Evolution of the acidifying or potentially acidifying emissions in the Brussels-Capital Region between 1990 and 2011
Source: Environnement Bruxelles - Leefmilieu Brussel, Dpt Planning air, energy and climate
The explanatory factors for this evolution vary depending on the substance.
With regard to SOx, the following factors contributed to the reduced emissions:
- the reduction of the sulphur content in vehicle fuels (particularly since 1996) and in fuel oil (limited to 0.2% by weight since 1989),
- the growing share of natural gas in the total fuel consumption, at the expense of petroleum products,
- the reduced production followed by the complete closure of the cokes plant of Marly in 1993,
- and the introduction of a fume scrubbing system in the waste incinerator (mid-1999).
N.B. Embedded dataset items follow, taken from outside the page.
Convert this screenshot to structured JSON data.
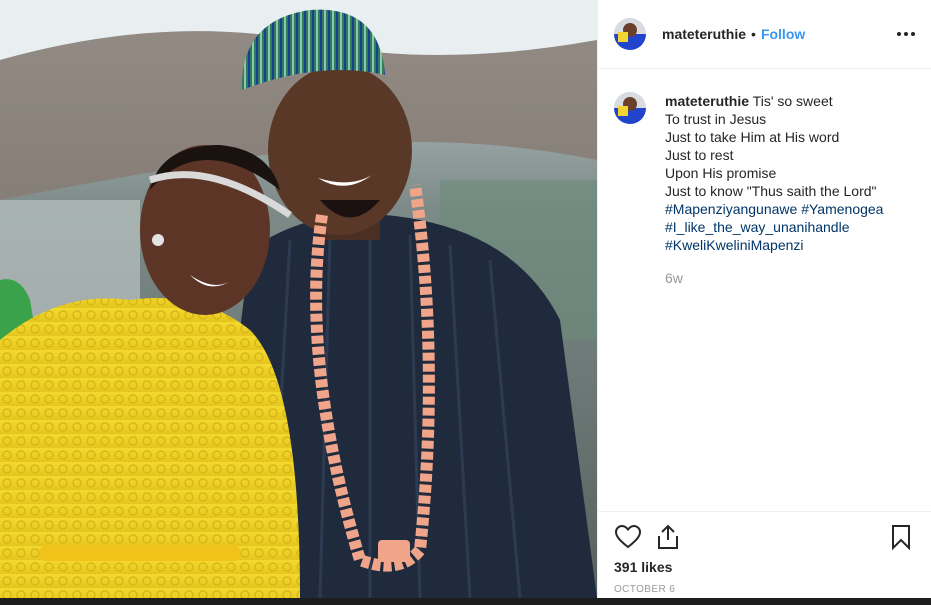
{
  "header": {
    "username": "mateteruthie",
    "separator": "•",
    "follow_label": "Follow",
    "more_icon": "more-horizontal-icon"
  },
  "caption": {
    "username": "mateteruthie",
    "first_line": "Tis' so sweet",
    "lines": [
      "To trust in Jesus",
      "Just to take Him at His word",
      "Just to rest",
      "Upon His promise",
      "Just to know \"Thus saith the Lord\""
    ],
    "hashtags_line1": [
      "#Mapenziyangunawe",
      "#Yamenogea"
    ],
    "hashtags_line2": [
      "#I_like_the_way_unanihandle"
    ],
    "hashtags_line3": [
      "#KweliKweliniMapenzi"
    ],
    "time_ago": "6w"
  },
  "actions": {
    "like_icon": "heart-icon",
    "share_icon": "share-icon",
    "save_icon": "bookmark-icon",
    "likes": "391 likes",
    "date": "OCTOBER 6"
  },
  "colors": {
    "link_blue": "#3897f0",
    "hashtag": "#003569",
    "muted": "#999999",
    "text": "#262626"
  }
}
The decline in NOx emissions is linked to:
- the closure of the cokes plant of Marly in 1993,
- the installation of a filter on the same waste incinerator of Neder-Over-Heembeek (2006),
- the enhancements of engine performances thanks to the introduction of certain European directives regarding the emission of pollutants from different vehicle categories ("EURO standards"),
- the standardisation of catalytic converters on new vehicles as of 1993 (which subject the exhaust gases to a post-treatment upon leaving the engine, resulting in reduced NOx emissions, particularly for petrol cars). The importance of the catalytic converter with regard to the reduction of NOx emissions in the Brussels Region should be put into perspective, however, as the effect of a catalytic converter only becomes apparent after travelling several kilometres (when the engine is cold, during ignition and acceleration/deceleration, the catalytic converter is completely or partially ineffective). Hence, this factor only applies to longer distances.
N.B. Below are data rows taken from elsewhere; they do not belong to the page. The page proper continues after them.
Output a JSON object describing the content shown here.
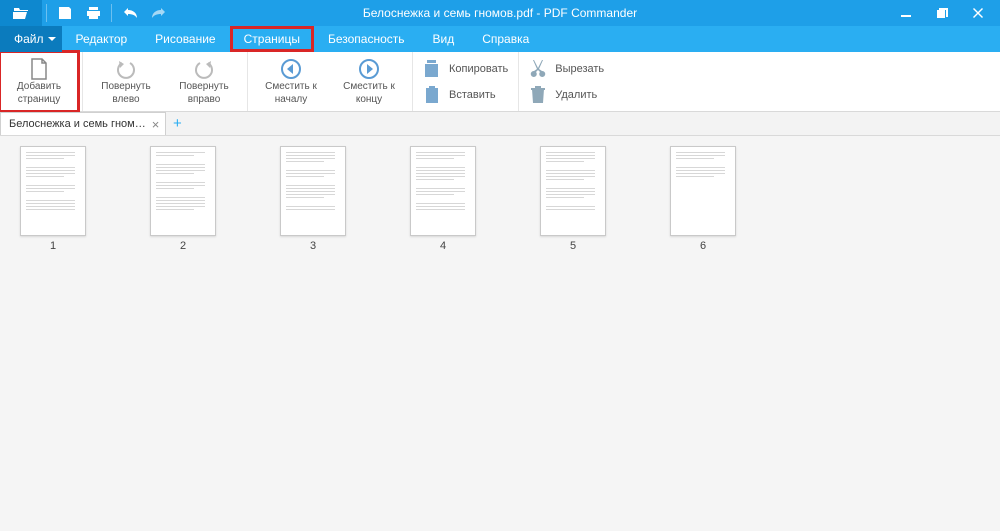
{
  "titlebar": {
    "title": "Белоснежка и семь гномов.pdf - PDF Commander"
  },
  "menu": {
    "file": "Файл",
    "editor": "Редактор",
    "drawing": "Рисование",
    "pages": "Страницы",
    "security": "Безопасность",
    "view": "Вид",
    "help": "Справка"
  },
  "ribbon": {
    "add_page_l1": "Добавить",
    "add_page_l2": "страницу",
    "rotate_left_l1": "Повернуть",
    "rotate_left_l2": "влево",
    "rotate_right_l1": "Повернуть",
    "rotate_right_l2": "вправо",
    "shift_start_l1": "Сместить к",
    "shift_start_l2": "началу",
    "shift_end_l1": "Сместить к",
    "shift_end_l2": "концу",
    "copy": "Копировать",
    "paste": "Вставить",
    "cut": "Вырезать",
    "delete": "Удалить"
  },
  "doctab": {
    "name": "Белоснежка и семь гном…"
  },
  "pages": [
    {
      "n": "1"
    },
    {
      "n": "2"
    },
    {
      "n": "3"
    },
    {
      "n": "4"
    },
    {
      "n": "5"
    },
    {
      "n": "6"
    }
  ]
}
Finally, the recent decrease in NH3 emissions appears to be linked to the dieselisation of the vehicle stock. The use of three-way catalytic converters on petrol cars indeed seems to result in an increase of NH3 and N2O emissions (which explains why NH3 emissions increased in 2000 compared to 1995). On the other hand, the two-way catalytic converter of diesel vehicles does not remove the nitrogen oxides. Since no reaction occurs with the nitrogen oxides, diesel vehicles do not emit any ammonia.
European Directive 2001/81/EC (the so-called "NEC Directive") sets binding emission ceilings for acidifying air pollutants, among others. Because of the effort sharing decision (in 2000) for the 3 Regions and the federal state, the Brussels-Capital Region had to adhere to the following ceilings as of 2010: annual emissions may amount to maximum 43.82 tonnes Aeq. for S02 and 65.1 tonnes Aeq. for NOX (in both cases this only applies to stationary sources, which means that transport is not taken into account; for mobile sources the country-specific ceiling applies). The BCR was not given a specific ceiling for NH3 as this substance is relatively less significant in the emissions.
According to the results of the models illustrated in the above graph, these ceilings have been observed since 2006.